…or rather, why does not static_cast-ing slow down my function?
Consider the function below, which performs integer division:
int Divide(int x, int y) {
int ret = 0, i = 32;
long j = static_cast<long>(y) << i;
while (x >= y) {
while (x < j) --i, j >>= 1;
ret += 1 << i, x -= j;
}
return ret;
}
This performs reasonably well, as one might expect.
However, if we remove the static_cast on line 3, like so:
int Divide(int x, int y) {
int ret = 0, i = 32;
long j = y << i;
while (x >= y) {
while (x < j) --i, j >>= 1;
ret += 1 << i, x -= j;
}
return ret;
}
This version performs noticeably slower, sometimes several hundreds times slower (I haven’t measured rigorously, but shouldn’t be far off) for pathological inputs where x is large and y is small.

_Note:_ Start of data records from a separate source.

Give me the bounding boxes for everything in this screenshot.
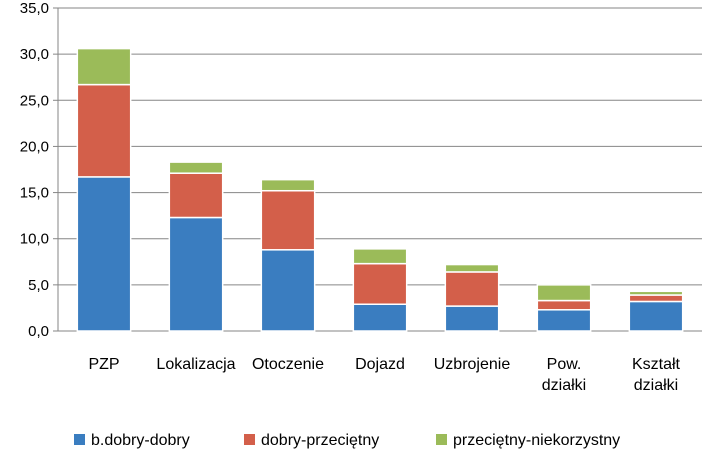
- bar-segment: [536, 309, 592, 332]
- gridlines: [58, 7, 702, 286]
- legend-swatch: [244, 434, 255, 445]
- category-labels: PZP Lokalizacja Otoczenie Dojazd Uzbrojenie P…: [88, 356, 680, 394]
- bar-segment: [444, 305, 500, 332]
- bar-segment: [536, 299, 592, 311]
- y-tick-label: 10,0: [20, 231, 49, 248]
- bar-segment: [628, 300, 684, 332]
- bar-segment: [352, 248, 408, 265]
- bar-segment: [352, 303, 408, 332]
- legend: b.dobry-dobry dobry-przeciętny przeciętny-…: [74, 432, 620, 449]
- legend-label: dobry-przeciętny: [261, 432, 379, 449]
- x-category-label: Lokalizacja: [156, 356, 235, 373]
- bar-segment: [76, 176, 132, 332]
- x-category-label: działki: [634, 377, 678, 394]
- x-category-label: działki: [542, 377, 586, 394]
- y-tick-label: 15,0: [20, 185, 49, 202]
- y-tick-label: 35,0: [20, 0, 49, 17]
- y-tick-label: 20,0: [20, 138, 49, 155]
- bar-segment: [260, 249, 316, 332]
- bar-segment: [444, 271, 500, 307]
- x-category-label: Kształt: [632, 356, 681, 373]
- x-category-label: Uzbrojenie: [434, 356, 511, 373]
- bar-segment: [444, 263, 500, 273]
- legend-label: b.dobry-dobry: [91, 432, 190, 449]
- bar-segment: [260, 189, 316, 251]
- x-category-label: PZP: [88, 356, 119, 373]
- bar-segment: [628, 290, 684, 296]
- bar-segment: [168, 172, 224, 219]
- legend-swatch: [436, 434, 447, 445]
- bar-segment: [260, 178, 316, 192]
- bar-segment: [628, 294, 684, 303]
- bar-segment: [536, 284, 592, 302]
- x-category-label: Otoczenie: [252, 356, 324, 373]
- bar-segment: [352, 262, 408, 305]
- bar-segment: [168, 216, 224, 332]
- y-tick-label: 5,0: [28, 277, 49, 294]
- y-tick-label: 30,0: [20, 46, 49, 63]
- bar-segment: [76, 47, 132, 86]
- bars: [76, 47, 684, 332]
- legend-label: przeciętny-niekorzystny: [453, 432, 620, 449]
- y-tick-label: 25,0: [20, 92, 49, 109]
- axes: 0,0 5,0 10,0 15,0 20,0 25,0 30,0 35,0: [20, 0, 702, 340]
- legend-swatch: [74, 434, 85, 445]
- bar-segment: [76, 83, 132, 178]
- y-tick-label: 0,0: [28, 323, 49, 340]
- x-category-label: Dojazd: [355, 356, 405, 373]
- bar-segment: [168, 161, 224, 174]
- x-category-label: Pow.: [547, 356, 582, 373]
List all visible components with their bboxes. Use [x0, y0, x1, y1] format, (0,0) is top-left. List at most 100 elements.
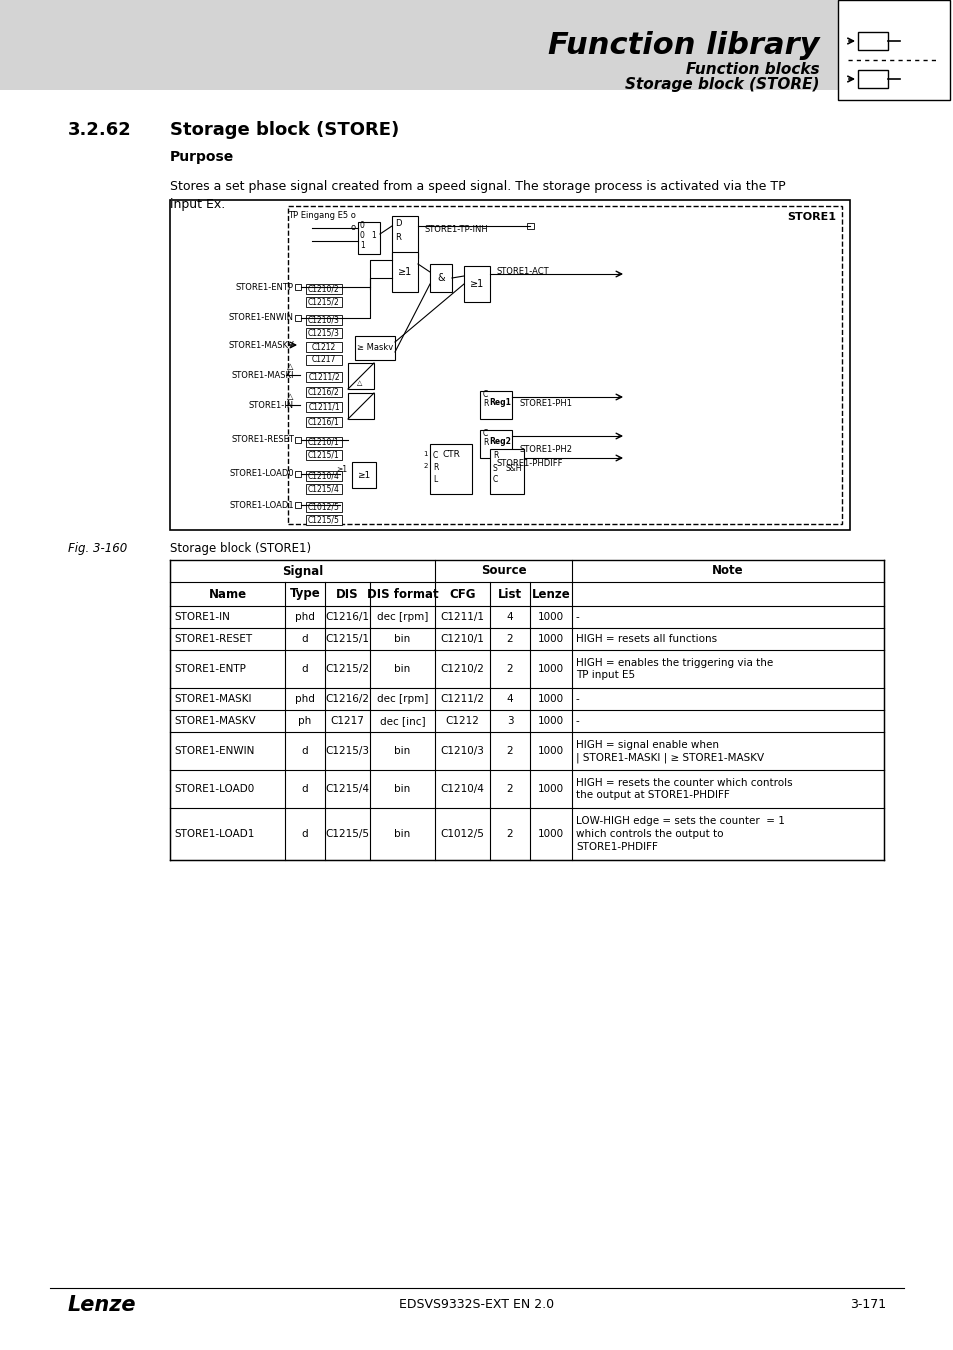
Text: STORE1-MASKV: STORE1-MASKV: [173, 716, 255, 726]
Text: C1216/1: C1216/1: [308, 417, 339, 427]
Bar: [490, 450, 523, 494]
Text: CFG: CFG: [449, 587, 476, 601]
Text: R: R: [482, 400, 488, 408]
Text: the output at STORE1-PHDIFF: the output at STORE1-PHDIFF: [576, 791, 729, 801]
Bar: [306, 355, 341, 364]
Bar: [352, 462, 375, 487]
Text: -: -: [576, 716, 579, 726]
Text: Reg2: Reg2: [489, 437, 511, 446]
Text: 3.2.62: 3.2.62: [68, 122, 132, 139]
Text: STORE1-RESET: STORE1-RESET: [173, 634, 252, 644]
Text: Function blocks: Function blocks: [685, 62, 820, 77]
Text: dec [inc]: dec [inc]: [379, 716, 425, 726]
Text: Purpose: Purpose: [170, 150, 234, 163]
Text: Type: Type: [290, 587, 320, 601]
Text: 1000: 1000: [537, 829, 563, 838]
Text: 1000: 1000: [537, 634, 563, 644]
Text: C1215/2: C1215/2: [308, 297, 339, 306]
Bar: [306, 417, 341, 427]
Text: C1210/4: C1210/4: [440, 784, 484, 794]
Text: 0: 0: [359, 221, 364, 230]
Text: HIGH = resets the counter which controls: HIGH = resets the counter which controls: [576, 778, 792, 787]
Text: STORE1-PHDIFF: STORE1-PHDIFF: [497, 459, 563, 468]
Text: 2: 2: [506, 747, 513, 756]
Text: Signal: Signal: [281, 564, 323, 578]
Text: phd: phd: [294, 694, 314, 703]
Text: 4: 4: [506, 612, 513, 622]
Text: dec [rpm]: dec [rpm]: [376, 694, 428, 703]
Text: STORE1-ACT: STORE1-ACT: [497, 267, 549, 277]
Text: STORE1-LOAD1: STORE1-LOAD1: [229, 501, 294, 509]
Text: Lenze: Lenze: [68, 1295, 136, 1315]
Text: C1012/5: C1012/5: [440, 829, 484, 838]
Text: 1: 1: [359, 242, 364, 250]
Text: bin: bin: [394, 829, 410, 838]
Bar: [306, 502, 341, 512]
Text: C1215/3: C1215/3: [308, 328, 339, 338]
Text: -: -: [576, 694, 579, 703]
Text: S: S: [493, 464, 497, 472]
Text: 1: 1: [423, 451, 428, 458]
Text: R: R: [433, 463, 438, 472]
Text: C1215/1: C1215/1: [308, 451, 339, 459]
Text: List: List: [497, 587, 521, 601]
Text: S&H: S&H: [505, 464, 521, 472]
Text: d: d: [301, 664, 308, 674]
Text: CTR: CTR: [441, 450, 459, 459]
Text: Storage block (STORE): Storage block (STORE): [170, 122, 399, 139]
Bar: [306, 514, 341, 525]
Text: 1000: 1000: [537, 694, 563, 703]
Text: STORE1-ENWIN: STORE1-ENWIN: [173, 747, 254, 756]
Text: C1211/1: C1211/1: [308, 402, 339, 412]
Bar: [348, 393, 374, 418]
Text: ph: ph: [298, 716, 312, 726]
Bar: [0, 0, 840, 90]
Text: C1217: C1217: [312, 355, 335, 364]
Text: STORE1-MASKI: STORE1-MASKI: [173, 694, 252, 703]
Text: △: △: [357, 379, 362, 386]
Text: 2: 2: [423, 463, 428, 468]
Text: C1210/4: C1210/4: [308, 471, 339, 481]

I was curious and wanted to look into why, and tried digging into the assembly code. However, apart from the casting differences on line 3, I get the exact same output. Here’s the line 3 output for reference (source):
With static_cast:
movsxd rax, dword ptr [rbp - 8]
mov ecx, dword ptr [rbp - 16]
shl rax, cl
mov qword ptr [rbp - 24], rax
Without static_cast:
mov eax, dword ptr [rbp - 8]
mov ecx, dword ptr [rbp - 16]
shl eax, cl
cdqe
mov qword ptr [rbp - 24], rax
The rest is identical.
I’m really curious where the overhead is occurring.
>Solution :
It’s very unlikely at the time of writing that your int is any larger than a 32 bit type.
The behaviour of a bitwise left shift << of any more than 31 places on a 32 bit signed type is undefined.
So y << i is undefined without first promoting the first argument to a long type – and even then you’re assuming that long is wider than 32 bits (currently on Windows platforms it’s the same size as int).
It appears in the second assembly snippet that the compiler is getting confused and making a mess of things with machine level sign extension instructions.